Figure 1 (right) shows what he saw.
He was mightily disappointed; he was hoping that the 1870 bar would go down instead of up. Naturally, I asked what he thought could have caused that, and he said, maybe there were a lot of babies right after the war. Hmm, I said, looks like a lot more people than I would expect to see. If there were a lot of babies, could you see that in the 1870 data?
So we made age distributions for 1860 and 1870, and they looked pretty much the same. So it’s not babies. Keep looking, I told him.
Ultimately, he chose not to focus on population decrease, but rather on how the war affected family structure: he found more widows, more multiple families living together. I applaud this, because part of the point of the project was that frequently, you can’t find the exact data you want, so you need some kind of stand-in: he asked himself what other effect will the war have?
So it was good work, but also a missed opportunity. He did eventually find out about that population increase: to quote the author: “However, it is important to point out that this  was the first time the Negro population was accounted for in the US Census.”
That is, he could have followed the original graph with Fig. 2 (also at right)—which is exactly the same except the bars are split by race. It shows that the population of whites did decrease (just as he had hoped), and makes plain what we might have thought of before but didn’t: before 1870, we did not even count the slaves.
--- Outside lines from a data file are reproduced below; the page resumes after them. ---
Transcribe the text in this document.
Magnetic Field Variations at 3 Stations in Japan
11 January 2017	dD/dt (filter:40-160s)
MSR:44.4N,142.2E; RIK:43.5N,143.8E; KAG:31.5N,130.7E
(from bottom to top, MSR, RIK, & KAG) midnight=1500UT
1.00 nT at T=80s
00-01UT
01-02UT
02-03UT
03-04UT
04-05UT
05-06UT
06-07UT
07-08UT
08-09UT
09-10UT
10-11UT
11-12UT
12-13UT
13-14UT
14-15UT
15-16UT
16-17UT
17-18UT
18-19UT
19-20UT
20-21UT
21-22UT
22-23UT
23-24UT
He noticed this, but didn’t go back and revise. He edited a little, but didn’t change any of the main points of his paragraphs or re-order his argument. And that’s really what was called for. After all, Figure 1 tells a wrong story. And it’s not just a little wrong, it’s grossly wrong. In nonfiction, you shouldn’t say something grossly wrong unless you alert the reader. You could write, for example, “first I thought that the population doubled, but later I found out (Fig. 2) that…”
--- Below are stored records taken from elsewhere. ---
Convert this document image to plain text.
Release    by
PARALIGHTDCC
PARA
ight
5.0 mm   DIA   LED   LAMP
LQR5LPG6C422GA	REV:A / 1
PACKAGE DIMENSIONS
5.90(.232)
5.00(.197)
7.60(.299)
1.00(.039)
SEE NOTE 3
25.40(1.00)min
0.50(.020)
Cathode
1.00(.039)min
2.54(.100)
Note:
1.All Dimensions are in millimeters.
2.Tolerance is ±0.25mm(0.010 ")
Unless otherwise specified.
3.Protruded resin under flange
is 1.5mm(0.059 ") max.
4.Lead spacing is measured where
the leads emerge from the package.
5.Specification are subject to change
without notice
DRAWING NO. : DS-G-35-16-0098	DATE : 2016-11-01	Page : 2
Again, he did well with what he did, but what would I wish for him next time (if there were a next time):
- Keep Figure 1.
- Explain why there’s no way population grows that much, and how we can tell it’s not babies.
- Put in Figure 2, note that the slaves had not been counted but then calculate a population deficit from the war.
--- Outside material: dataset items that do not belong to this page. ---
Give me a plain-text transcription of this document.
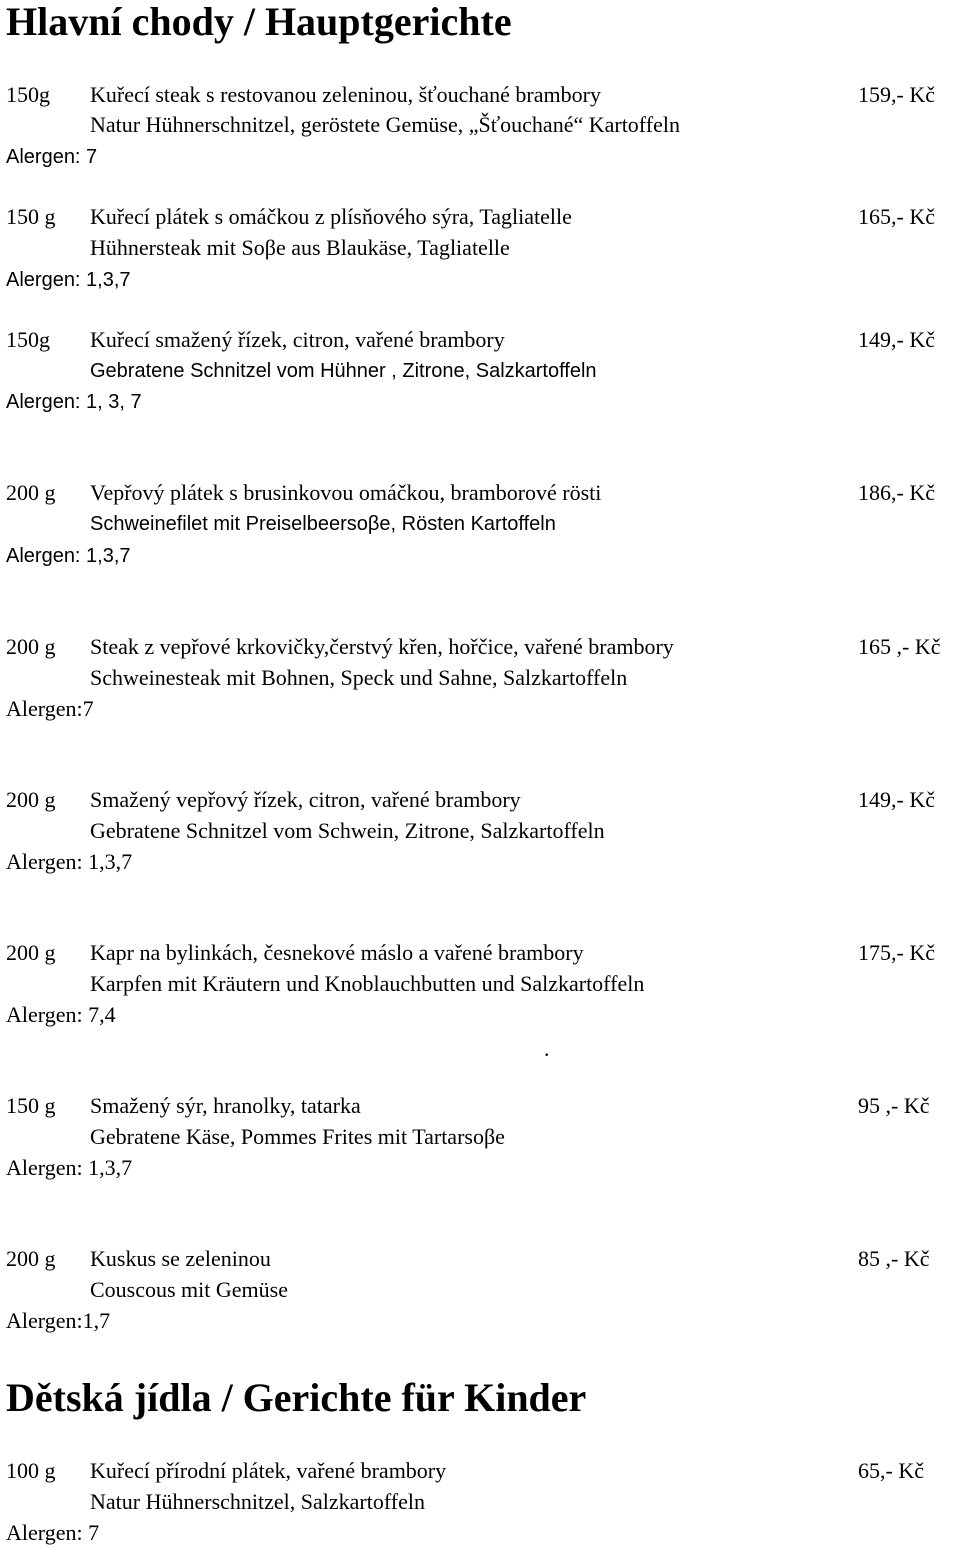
Hlavní chody / Hauptgerichte
150g Kuřecí steak s restovanou zeleninou, šťouchané brambory	159,- Kč
Natur Hühnerschnitzel, geröstete Gemüse, „Šťouchané“ Kartoffeln
Alergen: 7
150 g Kuřecí plátek s omáčkou z plísňového sýra, Tagliatelle	165,- Kč
Hühnersteak mit Soβe aus Blaukäse, Tagliatelle
Alergen: 1,3,7
150g Kuřecí smažený řízek, citron, vařené brambory	149,- Kč
Gebratene Schnitzel vom Hühner , Zitrone, Salzkartoffeln
Alergen: 1, 3, 7
200 g Vepřový plátek s brusinkovou omáčkou, bramborové rösti	186,- Kč
Schweinefilet mit Preiselbeersoβe, Rösten Kartoffeln
Alergen: 1,3,7
200 g Steak z vepřové krkovičky,čerstvý křen, hořčice, vařené brambory	165 ,- Kč
Schweinesteak mit Bohnen, Speck und Sahne, Salzkartoffeln
Alergen:7
200 g Smažený vepřový řízek, citron, vařené brambory	149,- Kč
Gebratene Schnitzel vom Schwein, Zitrone, Salzkartoffeln
Alergen: 1,3,7
200 g Kapr na bylinkách, česnekové máslo a vařené brambory	175,- Kč
Karpfen mit Kräutern und Knoblauchbutten und Salzkartoffeln
Alergen: 7,4
.
150 g Smažený sýr, hranolky, tatarka	95 ,- Kč
Gebratene Käse, Pommes Frites mit Tartarsoβe
Alergen: 1,3,7
200 g Kuskus se zeleninou	85 ,- Kč
Couscous mit Gemüse
Alergen:1,7
Dětská jídla / Gerichte für Kinder
100 g Kuřecí přírodní plátek, vařené brambory	65,- Kč
Natur Hühnerschnitzel, Salzkartoffeln
Alergen: 7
- Follow it up with, for example, splitting that analysis by sex (which seems an obvious next step).
If we adults saw that first graph, we would know that something was fishy. Populations of humans just don’t double in 10 years. Then, when we put race in the graph, we’d know immediately what happened and realize how significant it is as a part of history. This same student picked a Union state for comparison: California. I would never have picked California, though it was a Union state. I know we didn’t send a lot of people to fight (you hear about regiments from Illinois and Massachusetts and Maine. But California? No.) and since gold was discovered in 1849 and statehood was 1851, you know that the population of the state will not be following normal patterns.
Should we expect students to know that? No, but somehow, more feedback would help them find out. And if I did this again, I’d have these papers to use as example, both for what to do (many of them are really ingenious in their use of data) and for places that could be improved.